Column 15 × 310mm, 50 μm,
wavelength: 210nm
Mobile phase: methanol-water
Flow rate: 10.6mL/min
10g of crude cranberry anthocyanin extracted by solvent method was analyzed by C18 reverse phase chromatography, as shown in FIG. 4. The isolation and purification of cranberry anthocyanins was carried out using a packed preparative column to give 1.15g of crystals which were analysed using a C18 reverse phase column with a purity of up to 95.04%, see FIG. 5.
Example 2
The method comprises the following steps of changing the mixture ratio of raw materials and a plurality of reagents, and preparing the cranberry anthocyanin separation special medium, wherein the method comprises the following specific steps:
(1)20g of porous amino silicon balls with the particle size of 200 mu m are added into 70g of toluene solution and stirred uniformly to be fully wetted;
(2) adding 10g of 8-carboxyflavone into a toluene solution in which porous amino silicon spheres are suspended, stirring and uniformly mixing;
(3) then 0.2g of 1- (3-dimethylaminopropyl) -3-ethylcarbodiimide is added, the reaction is carried out for 20 hours at the temperature of 75 ℃, and the bonded silica spheres are obtained after filtration;
(4) and washing the bonded silicon spheres with toluene for 3 times, drying at 75 ℃ to obtain a chromatographic separation medium, and filling into a chromatographic column.

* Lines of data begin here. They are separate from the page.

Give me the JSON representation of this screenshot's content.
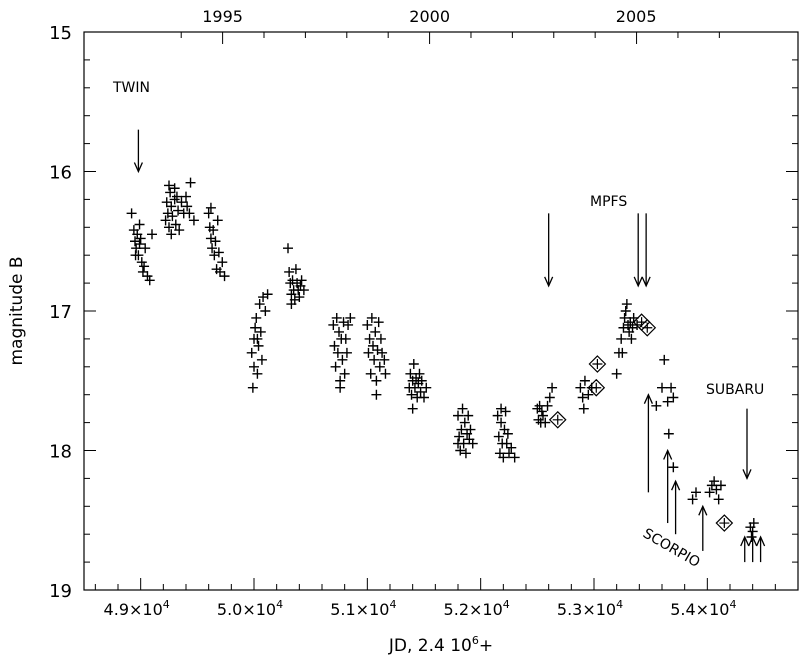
{
  "chart_data": {
    "type": "scatter",
    "title": "",
    "xlabel": "JD, 2.4 10",
    "xlabel_sup": "6",
    "xlabel_suffix": "+",
    "ylabel": "magnitude B",
    "xlim": [
      48500,
      54800
    ],
    "ylim": [
      19,
      15
    ],
    "y_inverted": true,
    "grid": false,
    "x_ticks": [
      {
        "value": 49000,
        "mant": "4.9×10",
        "exp": "4"
      },
      {
        "value": 50000,
        "mant": "5.0×10",
        "exp": "4"
      },
      {
        "value": 51000,
        "mant": "5.1×10",
        "exp": "4"
      },
      {
        "value": 52000,
        "mant": "5.2×10",
        "exp": "4"
      },
      {
        "value": 53000,
        "mant": "5.3×10",
        "exp": "4"
      },
      {
        "value": 54000,
        "mant": "5.4×10",
        "exp": "4"
      }
    ],
    "y_ticks": [
      {
        "value": 15,
        "label": "15"
      },
      {
        "value": 16,
        "label": "16"
      },
      {
        "value": 17,
        "label": "17"
      },
      {
        "value": 18,
        "label": "18"
      },
      {
        "value": 19,
        "label": "19"
      }
    ],
    "top_axis_ticks": [
      {
        "value": 49723,
        "label": "1995"
      },
      {
        "value": 51550,
        "label": "2000"
      },
      {
        "value": 53372,
        "label": "2005"
      }
    ],
    "series": [
      {
        "marker": "plus",
        "points": [
          [
            48920,
            16.3
          ],
          [
            48940,
            16.42
          ],
          [
            48950,
            16.5
          ],
          [
            48960,
            16.55
          ],
          [
            48970,
            16.45
          ],
          [
            48980,
            16.6
          ],
          [
            48990,
            16.38
          ],
          [
            49000,
            16.48
          ],
          [
            49010,
            16.65
          ],
          [
            49020,
            16.72
          ],
          [
            49030,
            16.68
          ],
          [
            49040,
            16.55
          ],
          [
            49060,
            16.75
          ],
          [
            49080,
            16.78
          ],
          [
            49100,
            16.45
          ],
          [
            48955,
            16.6
          ],
          [
            48990,
            16.52
          ],
          [
            49220,
            16.35
          ],
          [
            49230,
            16.22
          ],
          [
            49240,
            16.3
          ],
          [
            49250,
            16.4
          ],
          [
            49260,
            16.15
          ],
          [
            49270,
            16.25
          ],
          [
            49280,
            16.32
          ],
          [
            49300,
            16.2
          ],
          [
            49310,
            16.38
          ],
          [
            49320,
            16.18
          ],
          [
            49330,
            16.28
          ],
          [
            49340,
            16.42
          ],
          [
            49360,
            16.22
          ],
          [
            49380,
            16.3
          ],
          [
            49400,
            16.18
          ],
          [
            49410,
            16.25
          ],
          [
            49430,
            16.3
          ],
          [
            49250,
            16.1
          ],
          [
            49300,
            16.12
          ],
          [
            49440,
            16.08
          ],
          [
            49470,
            16.35
          ],
          [
            49270,
            16.45
          ],
          [
            49600,
            16.3
          ],
          [
            49610,
            16.4
          ],
          [
            49620,
            16.48
          ],
          [
            49630,
            16.55
          ],
          [
            49640,
            16.42
          ],
          [
            49650,
            16.6
          ],
          [
            49660,
            16.5
          ],
          [
            49670,
            16.7
          ],
          [
            49680,
            16.35
          ],
          [
            49690,
            16.58
          ],
          [
            49700,
            16.72
          ],
          [
            49720,
            16.65
          ],
          [
            49740,
            16.75
          ],
          [
            49620,
            16.26
          ],
          [
            49980,
            17.3
          ],
          [
            49990,
            17.55
          ],
          [
            50000,
            17.2
          ],
          [
            50010,
            17.12
          ],
          [
            50020,
            17.05
          ],
          [
            50030,
            17.45
          ],
          [
            50040,
            17.25
          ],
          [
            50050,
            16.95
          ],
          [
            50060,
            17.15
          ],
          [
            50070,
            17.35
          ],
          [
            50080,
            16.9
          ],
          [
            50100,
            17.0
          ],
          [
            50120,
            16.88
          ],
          [
            50000,
            17.4
          ],
          [
            50030,
            17.2
          ],
          [
            50300,
            16.55
          ],
          [
            50310,
            16.72
          ],
          [
            50320,
            16.8
          ],
          [
            50330,
            16.88
          ],
          [
            50340,
            16.78
          ],
          [
            50350,
            16.85
          ],
          [
            50360,
            16.92
          ],
          [
            50370,
            16.7
          ],
          [
            50380,
            16.8
          ],
          [
            50390,
            16.85
          ],
          [
            50400,
            16.9
          ],
          [
            50410,
            16.82
          ],
          [
            50420,
            16.78
          ],
          [
            50440,
            16.85
          ],
          [
            50330,
            16.95
          ],
          [
            50700,
            17.1
          ],
          [
            50710,
            17.25
          ],
          [
            50720,
            17.4
          ],
          [
            50730,
            17.05
          ],
          [
            50740,
            17.3
          ],
          [
            50750,
            17.15
          ],
          [
            50760,
            17.5
          ],
          [
            50770,
            17.2
          ],
          [
            50780,
            17.35
          ],
          [
            50790,
            17.08
          ],
          [
            50800,
            17.45
          ],
          [
            50810,
            17.2
          ],
          [
            50820,
            17.3
          ],
          [
            50830,
            17.1
          ],
          [
            50850,
            17.05
          ],
          [
            50760,
            17.55
          ],
          [
            51000,
            17.1
          ],
          [
            51010,
            17.3
          ],
          [
            51020,
            17.2
          ],
          [
            51030,
            17.45
          ],
          [
            51040,
            17.05
          ],
          [
            51050,
            17.25
          ],
          [
            51060,
            17.35
          ],
          [
            51070,
            17.15
          ],
          [
            51080,
            17.5
          ],
          [
            51090,
            17.28
          ],
          [
            51100,
            17.08
          ],
          [
            51110,
            17.4
          ],
          [
            51120,
            17.2
          ],
          [
            51130,
            17.3
          ],
          [
            51150,
            17.35
          ],
          [
            51160,
            17.45
          ],
          [
            51080,
            17.6
          ],
          [
            51370,
            17.55
          ],
          [
            51380,
            17.45
          ],
          [
            51390,
            17.6
          ],
          [
            51400,
            17.5
          ],
          [
            51410,
            17.38
          ],
          [
            51420,
            17.55
          ],
          [
            51430,
            17.48
          ],
          [
            51440,
            17.62
          ],
          [
            51450,
            17.52
          ],
          [
            51460,
            17.45
          ],
          [
            51470,
            17.58
          ],
          [
            51480,
            17.5
          ],
          [
            51500,
            17.62
          ],
          [
            51520,
            17.55
          ],
          [
            51400,
            17.7
          ],
          [
            51800,
            17.75
          ],
          [
            51810,
            17.9
          ],
          [
            51820,
            18.0
          ],
          [
            51830,
            17.85
          ],
          [
            51840,
            17.7
          ],
          [
            51850,
            17.95
          ],
          [
            51860,
            17.8
          ],
          [
            51870,
            18.02
          ],
          [
            51880,
            17.88
          ],
          [
            51890,
            17.75
          ],
          [
            51900,
            17.92
          ],
          [
            51910,
            17.85
          ],
          [
            51930,
            17.95
          ],
          [
            51800,
            17.95
          ],
          [
            52150,
            17.75
          ],
          [
            52160,
            17.9
          ],
          [
            52170,
            18.02
          ],
          [
            52180,
            17.8
          ],
          [
            52190,
            17.95
          ],
          [
            52200,
            18.05
          ],
          [
            52210,
            17.85
          ],
          [
            52220,
            17.72
          ],
          [
            52230,
            17.95
          ],
          [
            52240,
            17.88
          ],
          [
            52250,
            18.02
          ],
          [
            52270,
            17.98
          ],
          [
            52300,
            18.05
          ],
          [
            52180,
            17.7
          ],
          [
            52500,
            17.7
          ],
          [
            52510,
            17.78
          ],
          [
            52520,
            17.68
          ],
          [
            52530,
            17.8
          ],
          [
            52540,
            17.72
          ],
          [
            52550,
            17.75
          ],
          [
            52570,
            17.8
          ],
          [
            52590,
            17.68
          ],
          [
            52610,
            17.62
          ],
          [
            52630,
            17.55
          ],
          [
            52880,
            17.55
          ],
          [
            52900,
            17.62
          ],
          [
            52910,
            17.7
          ],
          [
            52920,
            17.5
          ],
          [
            52950,
            17.6
          ],
          [
            52980,
            17.55
          ],
          [
            53200,
            17.45
          ],
          [
            53220,
            17.3
          ],
          [
            53240,
            17.2
          ],
          [
            53260,
            17.12
          ],
          [
            53270,
            17.05
          ],
          [
            53280,
            17.0
          ],
          [
            53290,
            16.95
          ],
          [
            53300,
            17.1
          ],
          [
            53310,
            17.15
          ],
          [
            53320,
            17.08
          ],
          [
            53330,
            17.2
          ],
          [
            53340,
            17.12
          ],
          [
            53350,
            17.05
          ],
          [
            53380,
            17.1
          ],
          [
            53250,
            17.3
          ],
          [
            53550,
            17.68
          ],
          [
            53600,
            17.55
          ],
          [
            53620,
            17.35
          ],
          [
            53650,
            17.65
          ],
          [
            53680,
            17.55
          ],
          [
            53700,
            17.62
          ],
          [
            53660,
            17.88
          ],
          [
            53700,
            18.12
          ],
          [
            53870,
            18.35
          ],
          [
            53900,
            18.3
          ],
          [
            54020,
            18.3
          ],
          [
            54040,
            18.25
          ],
          [
            54060,
            18.22
          ],
          [
            54080,
            18.28
          ],
          [
            54100,
            18.35
          ],
          [
            54120,
            18.25
          ],
          [
            54380,
            18.55
          ],
          [
            54390,
            18.62
          ],
          [
            54400,
            18.58
          ],
          [
            54410,
            18.52
          ]
        ]
      },
      {
        "marker": "diamond",
        "points": [
          [
            52680,
            17.78
          ],
          [
            53030,
            17.38
          ],
          [
            53020,
            17.55
          ],
          [
            53420,
            17.08
          ],
          [
            53470,
            17.12
          ],
          [
            54150,
            18.52
          ]
        ]
      }
    ],
    "annotations": [
      {
        "text": "TWIN"
      },
      {
        "text": "MPFS"
      },
      {
        "text": "SUBARU"
      },
      {
        "text": "SCORPIO"
      }
    ],
    "arrows": [
      {
        "x": 48980,
        "from_y": 15.7,
        "to_y": 16.0
      },
      {
        "x": 52600,
        "from_y": 16.3,
        "to_y": 16.82
      },
      {
        "x": 53390,
        "from_y": 16.3,
        "to_y": 16.82
      },
      {
        "x": 53460,
        "from_y": 16.3,
        "to_y": 16.82
      },
      {
        "x": 54350,
        "from_y": 17.7,
        "to_y": 18.2
      },
      {
        "x": 53480,
        "from_y": 18.3,
        "to_y": 17.6
      },
      {
        "x": 53650,
        "from_y": 18.52,
        "to_y": 18.0
      },
      {
        "x": 53720,
        "from_y": 18.6,
        "to_y": 18.22
      },
      {
        "x": 53960,
        "from_y": 18.72,
        "to_y": 18.4
      },
      {
        "x": 54330,
        "from_y": 18.8,
        "to_y": 18.62
      },
      {
        "x": 54400,
        "from_y": 18.8,
        "to_y": 18.62
      },
      {
        "x": 54470,
        "from_y": 18.8,
        "to_y": 18.62
      }
    ]
  }
}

Column 15 × 310mm, 200 μm,
wavelength: 210nm
Mobile phase: methanol-water
Flow rate: 10.6mL/min
10g of crude cranberry anthocyanin extracted by solvent method was analyzed by C18 reverse phase chromatography, as shown in FIG. 6. The isolation and purification of cranberry anthocyanins was carried out using a packed preparative column to give 4.2g of crystals which were analysed using a C18 reverse phase column with a purity as high as 95.78%, see FIG. 7.
The foregoing is only a preferred embodiment of the present invention, and it should be noted that, for those skilled in the art, several modifications and decorations can be made without departing from the concept of the present invention, and these modifications and decorations should also be regarded as being within the protection scope of the present invention.